We are on 5.5.2 and I think it would be worth upgrading to 5.6 to get this fixed.

Ya, this was one possible solution but its cumbersome. We need 30 day views for each day. So each day's index will be a part of 30 aliases. Not sure if there is a better way.

No, the query ran on 880 shards and each index has 5 shards - which comes upto around 171 indices (we keep upto 6 months of data).


(Zachary Tong) #6

Yeah, the alias approach is definitely burdensome. Even if automated it's still a pain when you need fine granularity views. Upgrading is probably the easier route at this point, since you're already on the 5.x series.

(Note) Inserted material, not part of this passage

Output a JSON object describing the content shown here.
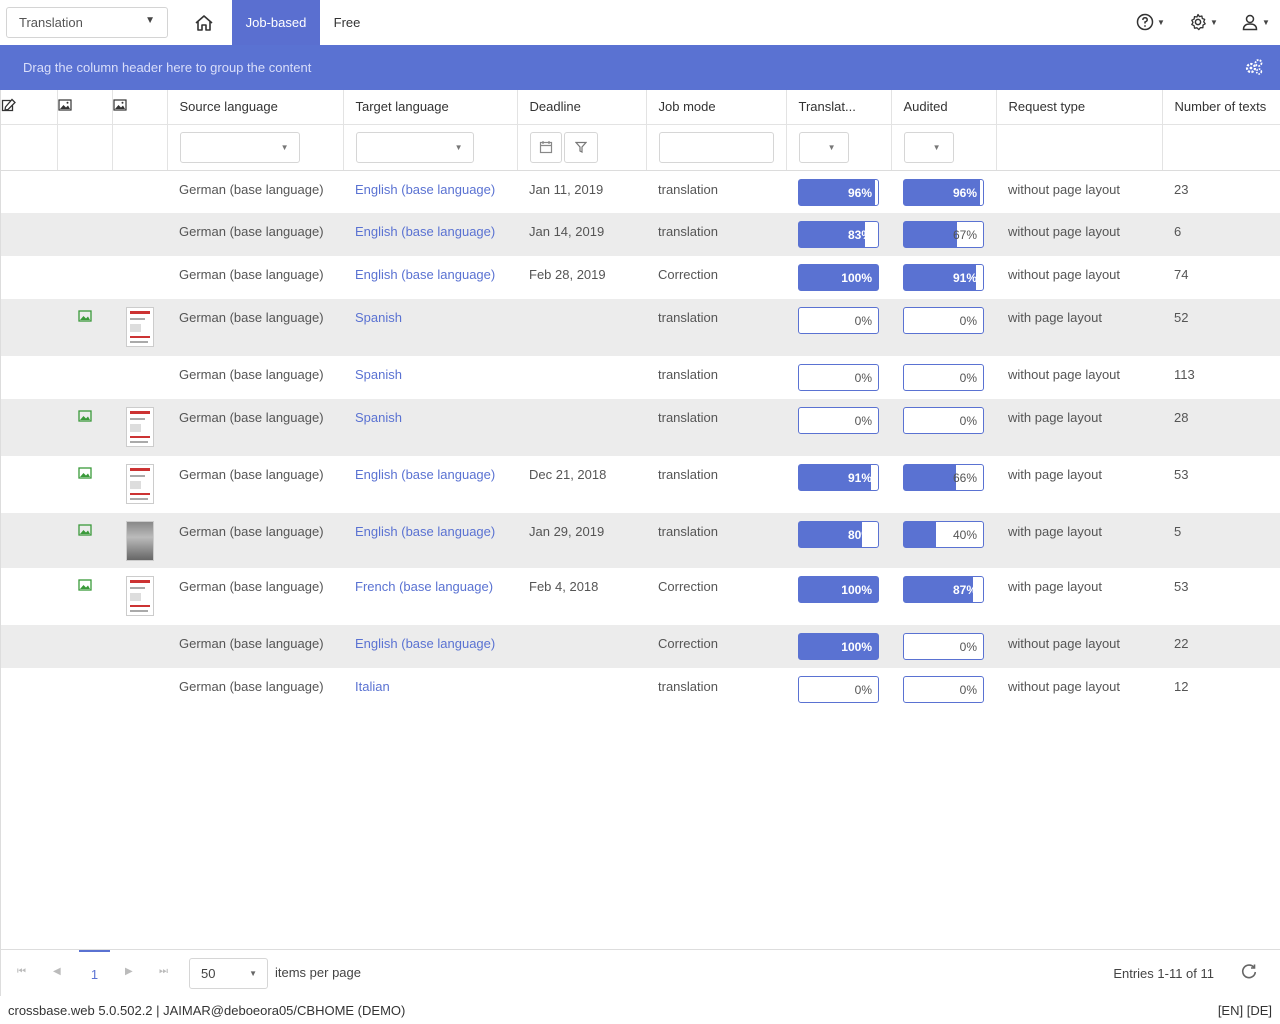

Oops, you're right. Misread the took time as the shard count. :slight_smile:

Although the second query (against tenant*2018042*) is the one that I was referring to with 50 shards:

 "_shards" : {
    "total" : 50,

(Srinath C) #7

Oh, this was probably the pattern matching 5 indices 20180420, 20180421, 20180422, 20180423, 20180424 and 20180425 (the ones that existed on that day). Each with 5 shards would be 30 primary shards though. Am not sure how I got 50 shards in the response. As of today it does match 50 shards because we have indices for 20180420 - 20180429.

Thanks for checking anyways. I went back and inspected the cluster to ensure we were not having any indices with such a high shard count.


(system) #8

This topic was automatically closed 28 days after the last reply. New replies are no longer allowed.